|Yippee Arab Spring! Tunisia, another economic basket case for the IMF|
Tunisia's government, under pressure from protests over public spending cuts, said on Wednesday it had done enough to persuade the IMF to approve a $500 million loan tranche at meetings later this month. Strikes started in the southern and central towns of Kasserine, Thala and Gafsa on Tuesday and spilled over to the capital Tunis on Wednesday, after calls from transport and agricultural unions to protest over a vehicle tax hike. Riot police fired tear gas in some southern towns.Ho hum, another post-Arab Spring economic failure; what else is new? Alike Egypt's Muslim Brotherhood-linked Freedom and Justice Party [sic], Tunisia's Islamist Ennahda has won every post-Arab Spring election. However, many Western commentators have been puzzled by its apparent willingness to give up power when (unelected) secularists confronted it--unlike its Egyptian counterpart. Why give in so easily when you have an "electoral mandate" in white people-speak?
The answer, perhaps, is that in the interests of self-preservation as the Tunisian economic is going to the dogs [arf-arf], Ennahda is willing to relinquish power as the IMF inevitably asks for more painful reforms. So here's how things may be happening in this version of events: The Islamists call for early elections, and then implicitly ask their supporters to refrain from voting for them. So, the secularists win and implement IMF austerity measures, causing widespread discontent. Eventually, unpopular IMF conditionalities undermine the popularity of secularists and make Tunisian voters welcome Ennahda again in the absence any real alternatives:
Another key factor behind Ennahda's decision to hand power to a transitional technocrat government, the journalist argued, is the rise in social tensions linked to Tunisia's ongoing economic malaise, which the Islamists want to distance themselves from before the next elections. Protests and strikes have multiplied, with unemployed youths demanding work, particularly in the country's impoverished interior, amid the prospect of unpopular taxes to fill the state's empty coffers.
"There are pitfalls everywhere. Ennahda's strategy of moderation also comes from a lack of alternatives. They know that the next government will have no magic wand, that they will still have the same problems, and they won't be able to say: 'You see, that wasn't our fault,'" Sellami said...

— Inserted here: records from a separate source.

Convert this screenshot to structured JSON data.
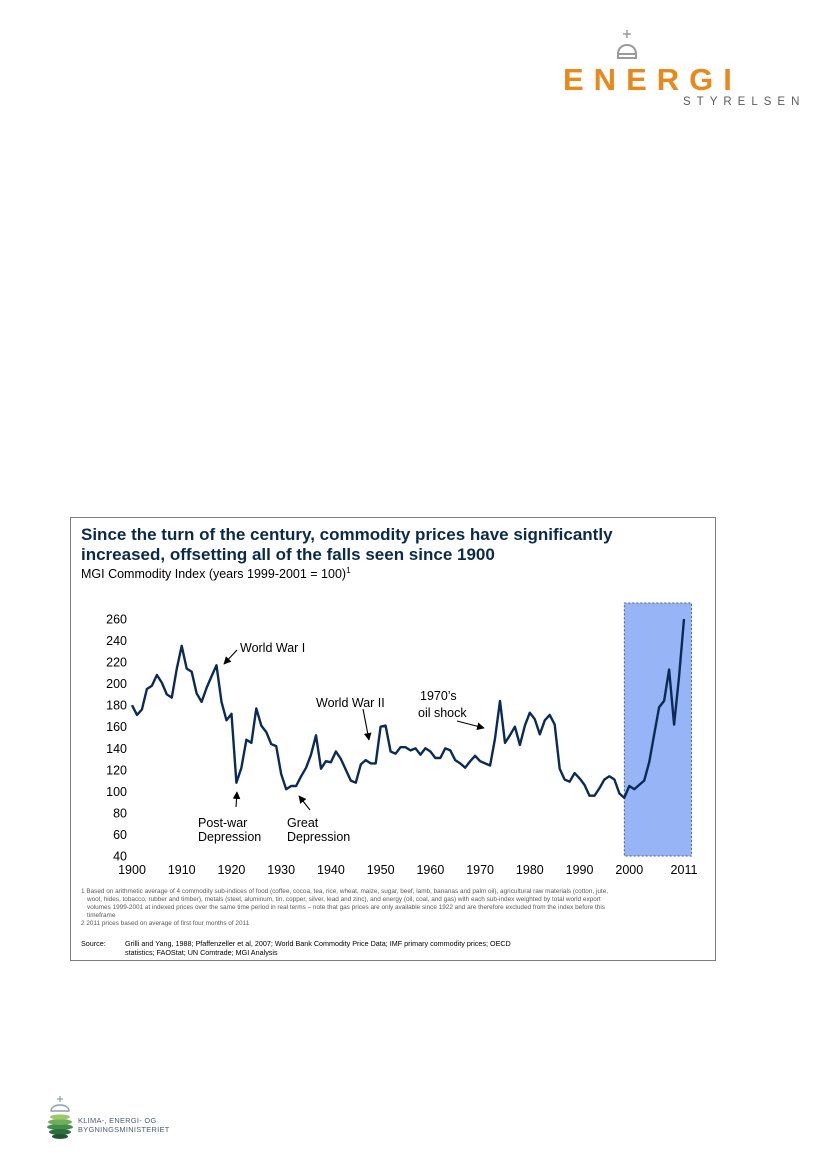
{
  "header_logo": {
    "word": "ENERGI",
    "sub": "STYRELSEN",
    "accent_color": "#e8891e"
  },
  "chart_data": {
    "type": "line",
    "title": "Since the turn of the century, commodity prices have significantly increased, offsetting all of the falls seen since 1900",
    "subtitle": "MGI Commodity Index (years 1999-2001 = 100)",
    "subtitle_footnote_mark": "1",
    "ylim": [
      40,
      260
    ],
    "xlim": [
      1900,
      2011
    ],
    "yticks": [
      "260",
      "240",
      "220",
      "200",
      "180",
      "160",
      "140",
      "120",
      "100",
      "80",
      "60",
      "40"
    ],
    "xticks": [
      1900,
      1910,
      1920,
      1930,
      1940,
      1950,
      1960,
      1970,
      1980,
      1990,
      2000,
      2011
    ],
    "line_color": "#0b2a55",
    "highlight": {
      "from": 1999,
      "to": 2012.5,
      "color": "#97b5f6"
    },
    "series": [
      {
        "x": [
          1900,
          1901,
          1902,
          1903,
          1904,
          1905,
          1906,
          1907,
          1908,
          1909,
          1910,
          1911,
          1912,
          1913,
          1914,
          1915,
          1916,
          1917,
          1918,
          1919,
          1920,
          1921,
          1922,
          1923,
          1924,
          1925,
          1926,
          1927,
          1928,
          1929,
          1930,
          1931,
          1932,
          1933,
          1934,
          1935,
          1936,
          1937,
          1938,
          1939,
          1940,
          1941,
          1942,
          1943,
          1944,
          1945,
          1946,
          1947,
          1948,
          1949,
          1950,
          1951,
          1952,
          1953,
          1954,
          1955,
          1956,
          1957,
          1958,
          1959,
          1960,
          1961,
          1962,
          1963,
          1964,
          1965,
          1966,
          1967,
          1968,
          1969,
          1970,
          1971,
          1972,
          1973,
          1974,
          1975,
          1976,
          1977,
          1978,
          1979,
          1980,
          1981,
          1982,
          1983,
          1984,
          1985,
          1986,
          1987,
          1988,
          1989,
          1990,
          1991,
          1992,
          1993,
          1994,
          1995,
          1996,
          1997,
          1998,
          1999,
          2000,
          2001,
          2002,
          2003,
          2004,
          2005,
          2006,
          2007,
          2008,
          2009,
          2010,
          2011
        ],
        "values": [
          180,
          171,
          176,
          195,
          198,
          208,
          201,
          190,
          187,
          214,
          235,
          214,
          211,
          191,
          183,
          196,
          207,
          217,
          183,
          166,
          172,
          108,
          122,
          148,
          145,
          177,
          161,
          155,
          144,
          142,
          116,
          102,
          105,
          105,
          114,
          122,
          134,
          152,
          121,
          128,
          127,
          137,
          130,
          120,
          110,
          108,
          125,
          129,
          126,
          126,
          160,
          161,
          137,
          135,
          141,
          141,
          138,
          140,
          134,
          140,
          137,
          131,
          131,
          140,
          138,
          129,
          126,
          122,
          128,
          133,
          128,
          126,
          124,
          149,
          184,
          145,
          152,
          160,
          143,
          161,
          173,
          167,
          153,
          166,
          171,
          162,
          121,
          111,
          109,
          117,
          112,
          106,
          96,
          96,
          103,
          111,
          114,
          111,
          98,
          94,
          105,
          102,
          106,
          110,
          127,
          153,
          178,
          184,
          213,
          162,
          206,
          260
        ]
      }
    ],
    "annotations": [
      {
        "text": "World War I"
      },
      {
        "text": "Post-war"
      },
      {
        "text": "Depression"
      },
      {
        "text": "Great"
      },
      {
        "text": "Depression"
      },
      {
        "text": "World War II"
      },
      {
        "text": "1970’s"
      },
      {
        "text": "oil shock"
      }
    ]
  },
  "footnotes": {
    "note1_lines": [
      "1 Based on arithmetic average of 4 commodity sub-indices of food (coffee, cocoa, tea, rice, wheat, maize, sugar, beef, lamb, bananas and palm oil), agricultural raw materials (cotton, jute,",
      "wool, hides, tobacco, rubber and timber), metals (steel, aluminum, tin, copper, silver, lead and zinc), and energy (oil, coal, and gas) with each sub-index weighted by total world export",
      "volumes 1999-2001 at indexed prices over the same time period in real terms – note that gas prices are only available since 1922 and are therefore excluded from the index before this",
      "timeframe"
    ],
    "note2": "2 2011 prices based on average of first four months of 2011"
  },
  "source": {
    "label": "Source:",
    "line1": "Grilli and Yang, 1988; Pfaffenzeller et al, 2007; World Bank Commodity Price Data; IMF primary commodity prices; OECD",
    "line2": "statistics; FAOStat; UN Comtrade; MGI Analysis"
  },
  "footer_logo": {
    "line1": "KLIMA-, ENERGI- OG",
    "line2": "BYGNINGSMINISTERIET"
  }
}
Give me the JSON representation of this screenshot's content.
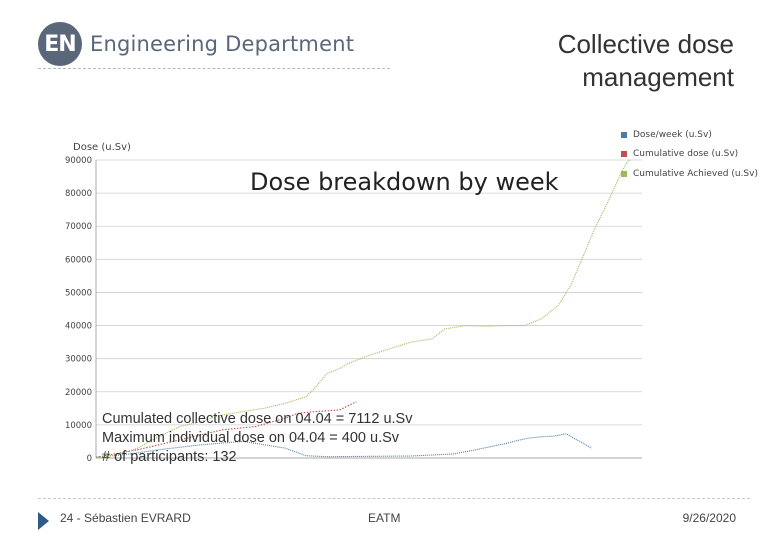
{
  "header": {
    "logo_badge": "EN",
    "logo_text": "Engineering Department",
    "title_line1": "Collective dose",
    "title_line2": "management"
  },
  "notes": [
    "Cumulated collective dose on 04.04 = 7112 u.Sv",
    "Maximum individual dose on 04.04 = 400 u.Sv",
    "# of participants: 132"
  ],
  "footer": {
    "left": "24 - Sébastien EVRARD",
    "middle": "EATM",
    "right": "9/26/2020"
  },
  "chart_data": {
    "type": "line",
    "title": "Dose breakdown by week",
    "ylabel": "Dose (u.Sv)",
    "xlabel": "",
    "ylim": [
      0,
      90000
    ],
    "yticks": [
      0,
      10000,
      20000,
      30000,
      40000,
      50000,
      60000,
      70000,
      80000,
      90000
    ],
    "ytick_labels": [
      "0",
      "10000",
      "20000",
      "30000",
      "40000",
      "50000",
      "60000",
      "70000",
      "80000",
      "90000"
    ],
    "grid": true,
    "legend_position": "top-right",
    "series": [
      {
        "name": "Dose/week (u.Sv)",
        "color": "#4a7aa9",
        "points": [
          [
            0,
            200
          ],
          [
            8,
            1200
          ],
          [
            15,
            2500
          ],
          [
            25,
            4000
          ],
          [
            35,
            5000
          ],
          [
            45,
            3000
          ],
          [
            50,
            700
          ],
          [
            55,
            400
          ],
          [
            75,
            600
          ],
          [
            85,
            1200
          ],
          [
            90,
            2400
          ],
          [
            95,
            3700
          ],
          [
            98,
            4500
          ],
          [
            100,
            5200
          ],
          [
            103,
            6000
          ],
          [
            106,
            6400
          ],
          [
            109,
            6600
          ],
          [
            112,
            7300
          ],
          [
            114,
            5800
          ],
          [
            116,
            4500
          ],
          [
            118,
            3000
          ]
        ]
      },
      {
        "name": "Cumulative dose (u.Sv)",
        "color": "#c0504d",
        "points": [
          [
            0,
            200
          ],
          [
            10,
            2500
          ],
          [
            20,
            5500
          ],
          [
            30,
            8500
          ],
          [
            38,
            9500
          ],
          [
            45,
            12000
          ],
          [
            48,
            13500
          ],
          [
            52,
            14000
          ],
          [
            58,
            14500
          ],
          [
            62,
            17000
          ]
        ]
      },
      {
        "name": "Cumulative Achieved (u.Sv)",
        "color": "#9bbb59",
        "points": [
          [
            0,
            0
          ],
          [
            5,
            1000
          ],
          [
            10,
            3000
          ],
          [
            15,
            6500
          ],
          [
            20,
            9500
          ],
          [
            25,
            11000
          ],
          [
            30,
            13000
          ],
          [
            35,
            14000
          ],
          [
            40,
            15000
          ],
          [
            45,
            16500
          ],
          [
            50,
            18500
          ],
          [
            52,
            21000
          ],
          [
            55,
            25500
          ],
          [
            58,
            27000
          ],
          [
            60,
            28500
          ],
          [
            65,
            31000
          ],
          [
            70,
            33000
          ],
          [
            75,
            35000
          ],
          [
            80,
            36000
          ],
          [
            83,
            39000
          ],
          [
            88,
            40000
          ],
          [
            93,
            39800
          ],
          [
            98,
            40000
          ],
          [
            102,
            40000
          ],
          [
            106,
            42000
          ],
          [
            110,
            46000
          ],
          [
            113,
            52000
          ],
          [
            115,
            58000
          ],
          [
            117,
            64000
          ],
          [
            119,
            70000
          ],
          [
            121,
            75000
          ],
          [
            123,
            80500
          ],
          [
            125,
            86000
          ],
          [
            126,
            88500
          ],
          [
            127,
            90000
          ]
        ]
      }
    ]
  }
}
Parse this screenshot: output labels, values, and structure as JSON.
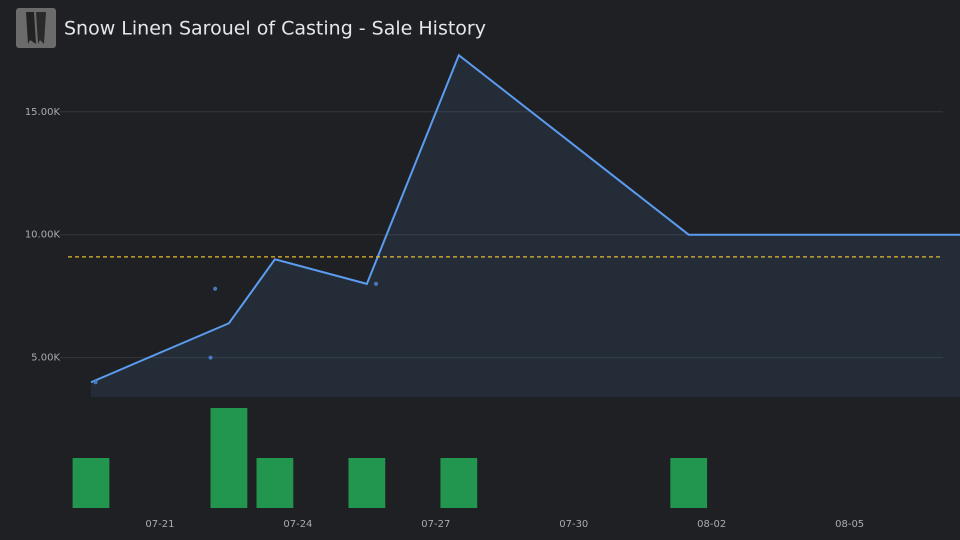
{
  "chart_data": {
    "type": "line",
    "title": "Snow Linen Sarouel of Casting - Sale History",
    "x": [
      19.5,
      22.5,
      23.5,
      25.5,
      27.5,
      32.5,
      38.4
    ],
    "series": [
      {
        "color": "#5b9cf0",
        "values": [
          4000,
          6400,
          9000,
          8000,
          17300,
          10000,
          10000
        ]
      }
    ],
    "scatter": {
      "color": "#4a78c0",
      "x": [
        19.6,
        22.1,
        22.2,
        25.7
      ],
      "values": [
        4000,
        5000,
        7800,
        8000
      ]
    },
    "average": {
      "value": 9100,
      "color": "#e5b931"
    },
    "volume": {
      "color": "#22964f",
      "x": [
        19.5,
        22.5,
        23.5,
        25.5,
        27.5,
        32.5
      ],
      "values": [
        1,
        2,
        1,
        1,
        1,
        1
      ],
      "y2lim": [
        0,
        2
      ]
    },
    "xlim": [
      19,
      38.4
    ],
    "xticks": [
      {
        "value": 21,
        "label": "07-21"
      },
      {
        "value": 24,
        "label": "07-24"
      },
      {
        "value": 27,
        "label": "07-27"
      },
      {
        "value": 30,
        "label": "07-30"
      },
      {
        "value": 33,
        "label": "08-02"
      },
      {
        "value": 36,
        "label": "08-05"
      }
    ],
    "ylim": [
      3400,
      18000
    ],
    "yticks": [
      {
        "value": 5000,
        "label": "5.00K"
      },
      {
        "value": 10000,
        "label": "10.00K"
      },
      {
        "value": 15000,
        "label": "15.00K"
      }
    ],
    "grid": true
  }
}
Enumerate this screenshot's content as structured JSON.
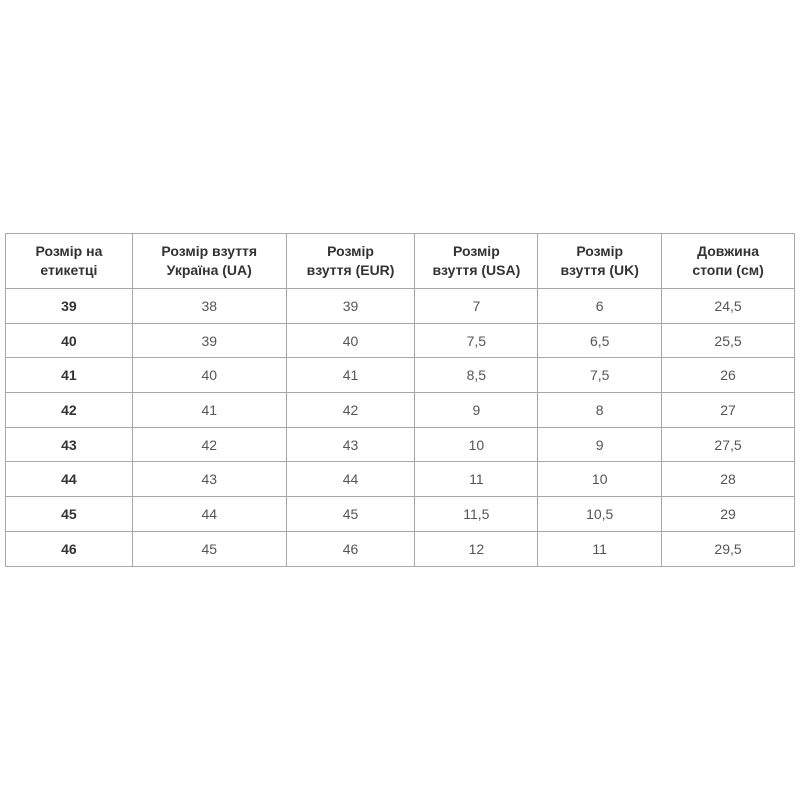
{
  "table": {
    "headers": [
      [
        "Розмір на",
        "етикетці"
      ],
      [
        "Розмір взуття",
        "Україна (UA)"
      ],
      [
        "Розмір",
        "взуття (EUR)"
      ],
      [
        "Розмір",
        "взуття (USA)"
      ],
      [
        "Розмір",
        "взуття (UK)"
      ],
      [
        "Довжина",
        "стопи (см)"
      ]
    ],
    "rows": [
      [
        "39",
        "38",
        "39",
        "7",
        "6",
        "24,5"
      ],
      [
        "40",
        "39",
        "40",
        "7,5",
        "6,5",
        "25,5"
      ],
      [
        "41",
        "40",
        "41",
        "8,5",
        "7,5",
        "26"
      ],
      [
        "42",
        "41",
        "42",
        "9",
        "8",
        "27"
      ],
      [
        "43",
        "42",
        "43",
        "10",
        "9",
        "27,5"
      ],
      [
        "44",
        "43",
        "44",
        "11",
        "10",
        "28"
      ],
      [
        "45",
        "44",
        "45",
        "11,5",
        "10,5",
        "29"
      ],
      [
        "46",
        "45",
        "46",
        "12",
        "11",
        "29,5"
      ]
    ]
  }
}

But government plans to meet IMF and the World Bank requirements are already threatening the fragile stability of the North African country. With the budget deficit expected to jump to 6.8 percent of gross domestic product for 2013, Tunisia's 2014 budget includes measure to raise one vehicle tax by 25 percent and to add another tax on big cars.
There are too many "what ifs" to say whether this ploy will work (or even if they will attempt it in the first place). That said--and their economic ham-fistedness aside--Ennahda is displaying more long-term political savvy than its more dogmatic Egyptian equivalent did. It may even start a trend of democratically elected governments giving up power voluntarily to ensure that the other guy takes the blame for the country going down the tubes absent any real chops in public economic management.
As it so happens, the latter description fits Ennahda to a T.